Nothing seemed to make sense with Josiah so close.
Honey the dog followed Rose down the steps.
“It’s a little bit of a walk to Suvie’s house,” Josiah said. “I don’t want you to get tired. Do you want to take the buggy?”
“Only a quarter mile or so. I can see her laundry hanging on the line.”
“Andrew and I put up that clothesline for her. But mostly Andrew. I held the tools. I’m a better farmer than I am a fixer.”
“You helped Aunt Bitsy with her sink.”
“So maybe there’s hope for me,” he said.
They strolled along the dirt road with Honey tagging along after them. Josiah pointed out potholes and cracks that Rose was to be careful not to trip over. Her mind raced for something clever or interesting to say, but she was too nervous to think of anything. He kept glancing in her direction as they walked, but he didn’t act disappointed that she wasn’t chattering away.
“Are you tired?” he said, when they were about halfway through their five-minute walk. “Because we can rest if you need to.”

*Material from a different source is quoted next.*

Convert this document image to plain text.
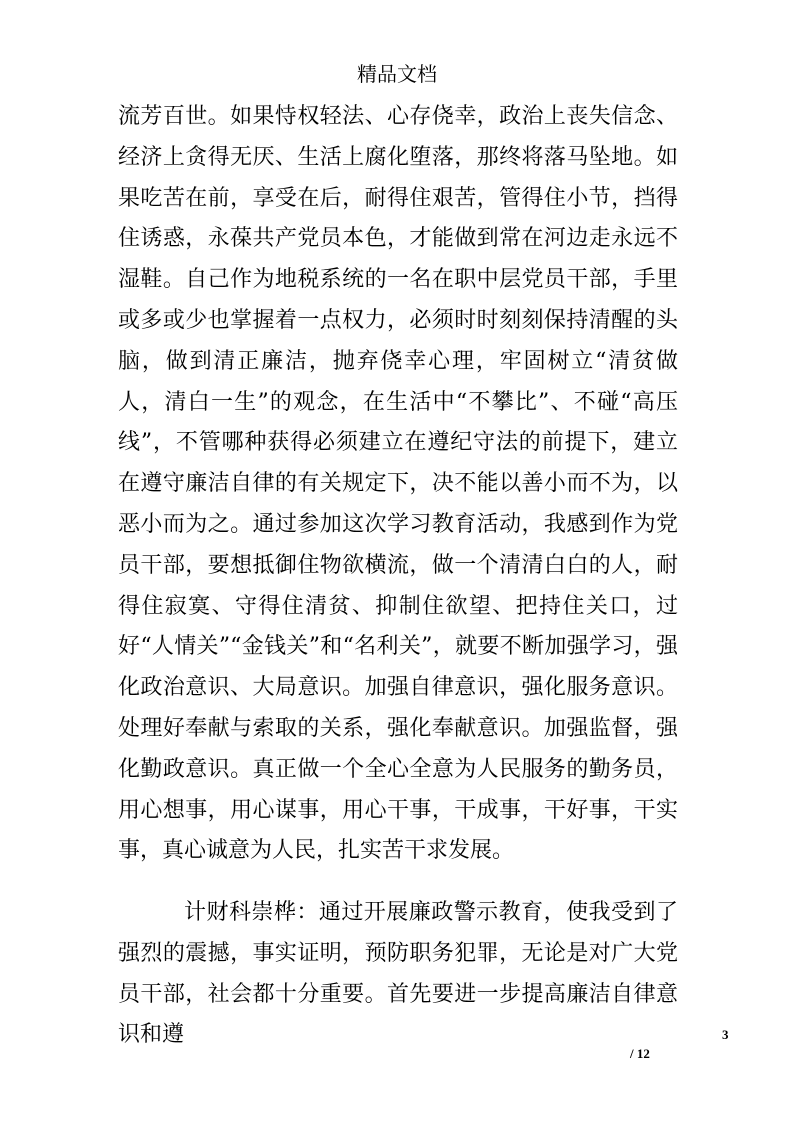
精品文档

流芳百世。如果恃权轻法、心存侥幸，政治上丧失信念、经济上贪得无厌、生活上腐化堕落，那终将落马坠地。如果吃苦在前，享受在后，耐得住艰苦，管得住小节，挡得住诱惑，永葆共产党员本色，才能做到常在河边走永远不湿鞋。自己作为地税系统的一名在职中层党员干部，手里或多或少也掌握着一点权力，必须时时刻刻保持清醒的头脑，做到清正廉洁，抛弃侥幸心理，牢固树立“清贫做人，清白一生”的观念，在生活中“不攀比”、不碰“高压线”，不管哪种获得必须建立在遵纪守法的前提下，建立在遵守廉洁自律的有关规定下，决不能以善小而不为，以恶小而为之。通过参加这次学习教育活动，我感到作为党员干部，要想抵御住物欲横流，做一个清清白白的人，耐得住寂寞、守得住清贫、抑制住欲望、把持住关口，过好“人情关”“金钱关”和“名利关”，就要不断加强学习，强化政治意识、大局意识。加强自律意识，强化服务意识。处理好奉献与索取的关系，强化奉献意识。加强监督，强化勤政意识。真正做一个全心全意为人民服务的勤务员，用心想事，用心谋事，用心干事，干成事，干好事，干实事，真心诚意为人民，扎实苦干求发展。

计财科崇桦：通过开展廉政警示教育，使我受到了强烈的震撼，事实证明，预防职务犯罪，无论是对广大党员干部，社会都十分重要。首先要进一步提高廉洁自律意识和遵	3
/ 12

Again, Rose didn’t know whether to be pleased he took such care, or embarrassed that he thought she couldn’t walk a quarter mile without a rest. It made her all the more determined to show him she wasn’t a scaredy-cat and that he didn’t need to make her his project. But easier said than done. “I’m fine, denki,” she said.
Who knew being brave was so much work?
Suvie and the children were nowhere to be seen as
Josiah led Rose around to the back of Suvie’s olive-green house. Suvie’s yard was surrounded by a white picket fence that opened up to a grape arbor at the back. Josiah led Rose around the outside of the picket fence and into a thicket of bushes and trees on the east side of the property. “Here,” he said, holding out his hand. Rose hesitated as her pulse coursed like a raging river. Lily and Poppy hadn’t said anything about having to hold Josiah’s hand. She wouldn’t do it. She couldn’t do it.
Josiah tilted his head to coax her to look at him and gave her an open smile. “I don’t want you to trip. The weeds get thick before we reach the clearing.”
Reluctantly, Rose reached out and let him take her hand, hoping he wouldn’t sense her trembling.
Josiah tugged her along the lightly worn path, occasionally looking back and smiling at her, but mostly keeping his eyes on the trail ahead. He hadn’t been exaggerating. The path was rough and bumpy, and more than once Rose nearly tripped on a protruding root or fallen branch. Heedless of the thick undergrowth or the poky bushes on either side, Honey trotted beside Rose. Rose reached out and grabbed onto Honey’s collar with her free hand. Honey yipped and kept walking as if she were Rose’s guide dog.
It didn’t take long before they reached a small clearing, where the sunlight filtered through the trees and purple flowering bushes and other plants grew in a maze pattern Rose couldn’t make sense of. Josiah let go of her hand. The meadow seemed to be alive with dozens of monarch butterflies as well as honeybees flitting about the flowers.
“What do you think?” he said, eyeing her with a barely contained smile.
“It’s beautiful.” She stepped into the clearing and ran her hand across the top of a purple flowering bush. “Miss Molly.”
Josiah’s smile grew wider. “Suvie planted all of this the first year they were married.”
Rose buried her nose in a purple bloom. “Verbena. Bees like this one too.”
Josiah nodded. “I don’t know what most of the plants are called, but I helped Suvie plant milkweed. She says that’s the most important. Look over here.”